Toujours est-il qu’il nous a été donné de ne rencontrer aucun écrivain qui ne jette la pierre aux éditeurs. « L’éditeur qui produit le livre ne se donne pas les moyens pour en faire la promotion.

Regardez autour de vous. Combien de maisons d’édition mettent en place une réelle campagne de communication autour des livres des écrivains connus ou non ? ». L’interrogé s’appelle André Sylver konan, l’auteur du recueil de nouvelles L’opposant historique.

C’est ce que pense Ernest Foua de St Sauveur (l’auteur de Prison d’en France) que les écrivains ont porté à la tête de leur association. Pour le président de l’Aeci « Le reproche fait aux éditeurs est fondé. Les maisons doivent faire du tapage médiatique si elles veulent booster leurs produits, bousculer les habitudes et changer les choses.
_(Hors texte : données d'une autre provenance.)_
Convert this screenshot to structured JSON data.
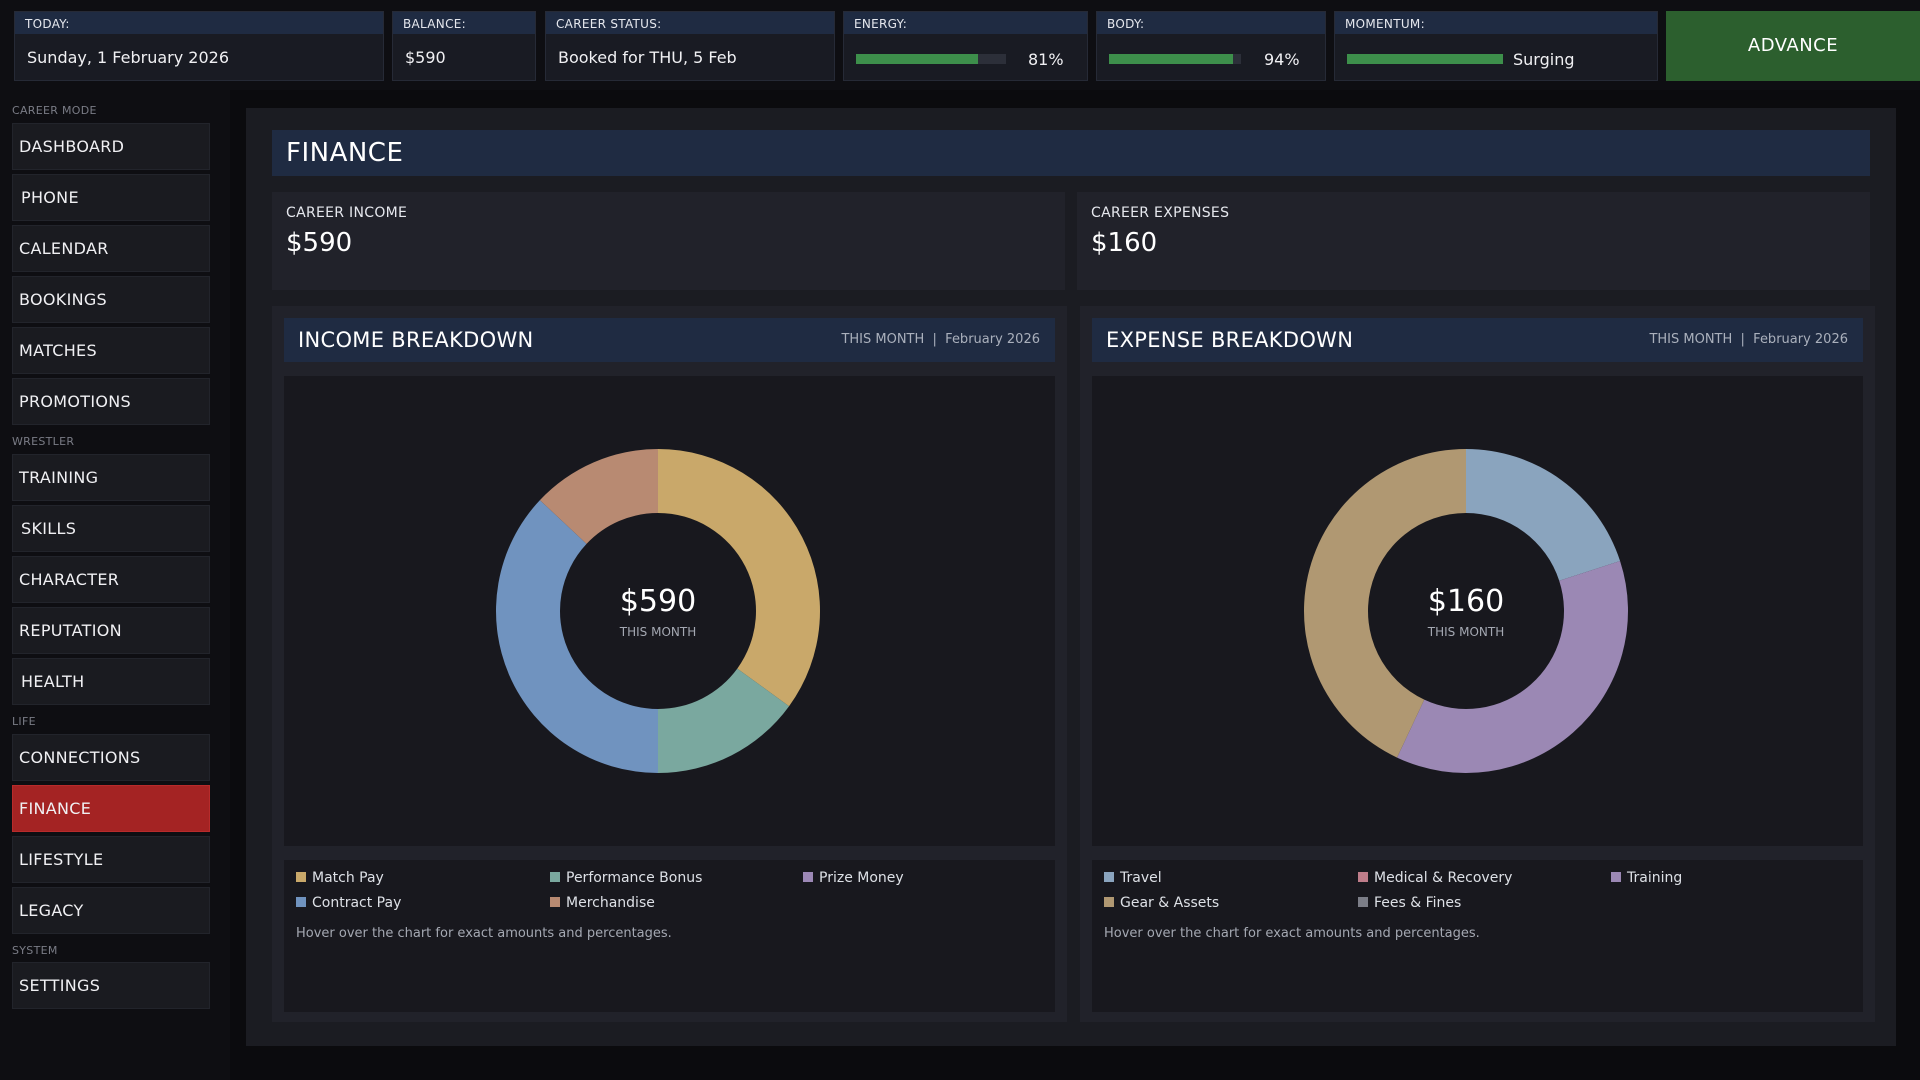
{
  "topbar": {
    "today": {
      "label": "TODAY:",
      "value": "Sunday, 1 February 2026"
    },
    "balance": {
      "label": "BALANCE:",
      "value": "$590"
    },
    "career_status": {
      "label": "CAREER STATUS:",
      "value": "Booked for THU, 5 Feb"
    },
    "energy": {
      "label": "ENERGY:",
      "value": "81%",
      "level": 0.81
    },
    "body": {
      "label": "BODY:",
      "value": "94%",
      "level": 0.94
    },
    "momentum": {
      "label": "MOMENTUM:",
      "value": "Surging",
      "level": 1.0
    },
    "advance_label": "ADVANCE"
  },
  "sidebar": {
    "sections": {
      "career_mode": "CAREER MODE",
      "wrestler": "WRESTLER",
      "life": "LIFE",
      "system": "SYSTEM"
    },
    "items": [
      {
        "label": "DASHBOARD"
      },
      {
        "label": "PHONE"
      },
      {
        "label": "CALENDAR"
      },
      {
        "label": "BOOKINGS"
      },
      {
        "label": "MATCHES"
      },
      {
        "label": "PROMOTIONS"
      },
      {
        "label": "TRAINING"
      },
      {
        "label": "SKILLS"
      },
      {
        "label": "CHARACTER"
      },
      {
        "label": "REPUTATION"
      },
      {
        "label": "HEALTH"
      },
      {
        "label": "CONNECTIONS"
      },
      {
        "label": "FINANCE",
        "active": true
      },
      {
        "label": "LIFESTYLE"
      },
      {
        "label": "LEGACY"
      },
      {
        "label": "SETTINGS"
      }
    ]
  },
  "main": {
    "title": "FINANCE",
    "career_income": {
      "label": "CAREER INCOME",
      "value": "$590"
    },
    "career_expenses": {
      "label": "CAREER EXPENSES",
      "value": "$160"
    },
    "income_panel": {
      "title": "INCOME BREAKDOWN",
      "period": "THIS MONTH  |  February 2026",
      "center_value": "$590",
      "center_label": "THIS MONTH",
      "hint": "Hover over the chart for exact amounts and percentages.",
      "legend": [
        {
          "name": "Match Pay",
          "color": "#c9a86a"
        },
        {
          "name": "Performance Bonus",
          "color": "#7aa89f"
        },
        {
          "name": "Prize Money",
          "color": "#9c88b6"
        },
        {
          "name": "Contract Pay",
          "color": "#7093bf"
        },
        {
          "name": "Merchandise",
          "color": "#b88a72"
        }
      ]
    },
    "expense_panel": {
      "title": "EXPENSE BREAKDOWN",
      "period": "THIS MONTH  |  February 2026",
      "center_value": "$160",
      "center_label": "THIS MONTH",
      "hint": "Hover over the chart for exact amounts and percentages.",
      "legend": [
        {
          "name": "Travel",
          "color": "#8aa4be"
        },
        {
          "name": "Medical & Recovery",
          "color": "#bf7d8a"
        },
        {
          "name": "Training",
          "color": "#9b88b4"
        },
        {
          "name": "Gear & Assets",
          "color": "#b09872"
        },
        {
          "name": "Fees & Fines",
          "color": "#7c7e88"
        }
      ]
    }
  },
  "chart_data": [
    {
      "type": "pie",
      "categories": [
        "Match Pay",
        "Performance Bonus",
        "Contract Pay",
        "Merchandise"
      ],
      "values": [
        35,
        15,
        37,
        13
      ],
      "colors": [
        "#c9a86a",
        "#7aa89f",
        "#7093bf",
        "#b88a72"
      ]
    },
    {
      "type": "pie",
      "categories": [
        "Travel",
        "Training",
        "Gear & Assets"
      ],
      "values": [
        20,
        37,
        43
      ],
      "colors": [
        "#8aa4be",
        "#9b88b4",
        "#b09872"
      ]
    }
  ]
}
Il n’y a qu’à prendre exemple sur les artistes musiciens et chanteurs qui s’imposent grâce à la promotion autour de leurs œuvres ».

Le même avis est chanté par le poète Azo Vauguy à qui l’on doit la belle interrogation de la mythologie bété contenu dans Zakwato : « Ils ne font pas la promotion des ouvrages parce qu’il n’y a pas de mécènes pour financer ce genre de rencontres qui boostent les ouvrages. Pour la poésie, c’est pire. Ils font des efforts surhumains pour nous éditer. Après, vous ne pouvez plus rien attendre d’eux. Alors, quelle que soit la pertinence de l’ouvrage, s’il n’y a pas de promotion, on craque, nous les poètes». Il ne croit pas si bien dire. L’illustre Zadi Zaourou, plume de notoriété mondiale, a publié trois ouvrages dans la même période de l’an 2009 et n’a bénéficié au maximum que de 10 articles dont trois de moi. Triste sort qui pousse l’auteur de Zakwato à poursuivre : « Pour être franc avec vous, le problème est plus profond que ça. Un classement de ce type ne m’intéresse pas. A la limite, ça ne me dit absolument rien. Les habitants de ce pays sont à un stade où ils recherchent la drôlerie. Tout ce qui aiguise la pensée les fait fuir. En revanche, quand il s’agit de tout juste amuser le cerveau, ils sont partants. Ils raffolent de la paillardise de Biton Koulibaly ou d’autres auteurs. Moi je suis pour le travail de la consommation du savoir. C’est le savoir qu’il faut promouvoir. Alors que là il n’y a pas de réception, ni de récepti

Les accusés plaident non coupables

Les éditeurs, de leur côté, plaident non coupables. Ange N’dakpri de Frat-Mat éditions avance : « Il faut au contraire, féliciter les éditeurs. Le coût d’un livre est très élevé. Nous ne bénéficions d’aucune subvention, ni organisation officielle, c’est un vide juridique et c’est très difficile ainsi. Il faut, au contraire, nous féliciter. Nous n’avons pas intérêt à boycotter un livre puisque de sa notoriété et de son succès, dépend notre croissance à nous».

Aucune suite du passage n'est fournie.